Introduction Pourquoi les villes produisent-elles de la musique ?

Texte : mmr|Thème : Depuis le XXe siècle, la musique interagit avec l’espace urbain, retraçant l’histoire de la manière dont la musique a remodelé la forme et l’atmosphère des villes en traversant les rues, les clubs, les foyers et les médias, à travers des exemples tirés de villes et de genres spécifiques.

Les villes rassemblent les gens, les divisent et les réorganisent. Densité de population, immigration, industrie, transports, réglementation. Lorsque ces éléments se chevauchent, la musique devient non seulement un divertissement, mais le rythme même de la vie urbaine. Les bruits d’une usine, la répétition du trafic et le bourdonnement d’une foule se structurent à travers la sensibilité du musicien et deviennent un genre. Les villes ne sont pas des « scènes » musicales. C’est un générateur musical, et en même temps, c’est une entité qui se réinterprète à travers la musique.

La ville est un miroir qui reflète la musique, et en même temps elle a été remodelée par la musique.

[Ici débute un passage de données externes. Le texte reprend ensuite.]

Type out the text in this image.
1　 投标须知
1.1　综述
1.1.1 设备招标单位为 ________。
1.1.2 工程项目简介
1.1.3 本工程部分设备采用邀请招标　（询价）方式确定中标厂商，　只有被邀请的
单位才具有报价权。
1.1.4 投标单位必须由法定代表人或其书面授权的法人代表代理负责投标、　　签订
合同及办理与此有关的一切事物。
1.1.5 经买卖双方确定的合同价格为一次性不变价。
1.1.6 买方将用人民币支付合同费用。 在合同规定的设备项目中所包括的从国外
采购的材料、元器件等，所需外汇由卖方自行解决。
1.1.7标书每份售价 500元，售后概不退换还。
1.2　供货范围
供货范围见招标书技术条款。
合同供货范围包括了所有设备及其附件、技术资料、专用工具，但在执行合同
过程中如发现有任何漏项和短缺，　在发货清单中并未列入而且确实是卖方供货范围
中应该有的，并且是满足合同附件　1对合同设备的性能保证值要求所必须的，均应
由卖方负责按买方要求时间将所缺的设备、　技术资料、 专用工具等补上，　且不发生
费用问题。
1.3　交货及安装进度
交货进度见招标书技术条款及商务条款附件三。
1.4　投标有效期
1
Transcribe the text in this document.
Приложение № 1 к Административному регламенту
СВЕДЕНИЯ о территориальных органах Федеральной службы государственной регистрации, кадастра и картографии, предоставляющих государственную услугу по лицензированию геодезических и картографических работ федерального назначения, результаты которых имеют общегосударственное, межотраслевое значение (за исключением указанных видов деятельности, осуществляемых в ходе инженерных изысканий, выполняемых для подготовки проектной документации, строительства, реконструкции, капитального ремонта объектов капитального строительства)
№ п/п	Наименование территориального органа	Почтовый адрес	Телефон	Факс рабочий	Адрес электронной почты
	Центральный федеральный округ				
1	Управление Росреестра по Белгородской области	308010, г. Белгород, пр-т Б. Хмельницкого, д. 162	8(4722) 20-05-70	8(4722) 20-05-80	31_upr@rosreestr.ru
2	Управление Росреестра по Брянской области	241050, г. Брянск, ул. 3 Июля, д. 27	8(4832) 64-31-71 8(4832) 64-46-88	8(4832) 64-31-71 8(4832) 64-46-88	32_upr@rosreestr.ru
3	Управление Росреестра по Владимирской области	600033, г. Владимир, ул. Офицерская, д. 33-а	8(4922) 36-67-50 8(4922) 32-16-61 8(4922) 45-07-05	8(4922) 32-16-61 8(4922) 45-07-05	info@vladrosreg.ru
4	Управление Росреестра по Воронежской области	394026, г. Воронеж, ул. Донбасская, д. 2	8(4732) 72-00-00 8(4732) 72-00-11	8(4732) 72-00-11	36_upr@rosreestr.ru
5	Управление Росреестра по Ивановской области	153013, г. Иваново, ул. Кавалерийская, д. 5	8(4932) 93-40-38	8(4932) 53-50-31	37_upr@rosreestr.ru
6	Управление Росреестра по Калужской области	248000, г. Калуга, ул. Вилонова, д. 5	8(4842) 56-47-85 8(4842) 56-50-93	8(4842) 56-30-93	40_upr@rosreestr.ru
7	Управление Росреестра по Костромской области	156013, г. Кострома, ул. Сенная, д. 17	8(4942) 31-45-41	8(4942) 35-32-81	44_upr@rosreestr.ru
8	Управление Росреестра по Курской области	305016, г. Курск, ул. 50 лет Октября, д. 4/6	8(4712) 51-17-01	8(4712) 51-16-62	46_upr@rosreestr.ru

Chapitre 1 Début du 20e siècle : Naissance des villes modernes et musiques populaires

La Nouvelle-Orléans et le Jazz

Au début du XXe siècle, la Nouvelle-Orléans était une ville portuaire où se croisaient diverses cultures. Les communautés noires, la culture créole, les traditions des fanfares militaires et la musique religieuse se sont mêlées, et la musique jouée lors des défilés de rue et des salles de danse s’est cristallisée dans le jazz. Ici, les espaces publics de la ville étaient eux-mêmes des lieux de spectacle.

New York et Tin Pan Alley

A New York, la musique s’organise comme une industrie avec une concentration de compositeurs et d’éditeurs. Broadway et l’industrie de la partition musicale ont établi un format de musique populaire qui reflétait la rapidité et le caractère commercial de la ville.

Les villes modernes avaient le pouvoir de faire passer la musique de l’improvisation à l’industrie.


Chapitre 2 Expansion des villes et des sous-cultures d’après-guerre

Chicago et le Blues

Alors que les immigrants noirs du Sud affluaient à Chicago, le blues acoustique s’électrifiait et s’adaptait à l’environnement urbain bruyant. Les amplificateurs et les guitares électriques étaient indispensables pour contrer le volume de la ville.

Londres et la culture des jeunes

Dans le Londres d’après-guerre, la culture de la jeunesse ouvrière est devenue associée à la musique. Les clubs de jazz, le skiffle et le rock’n’roll ont rendu visibles en son les structures de classe urbaines.

Les villes d’après-guerre sont devenues des lieux d’expression des tensions sociales à travers la musique.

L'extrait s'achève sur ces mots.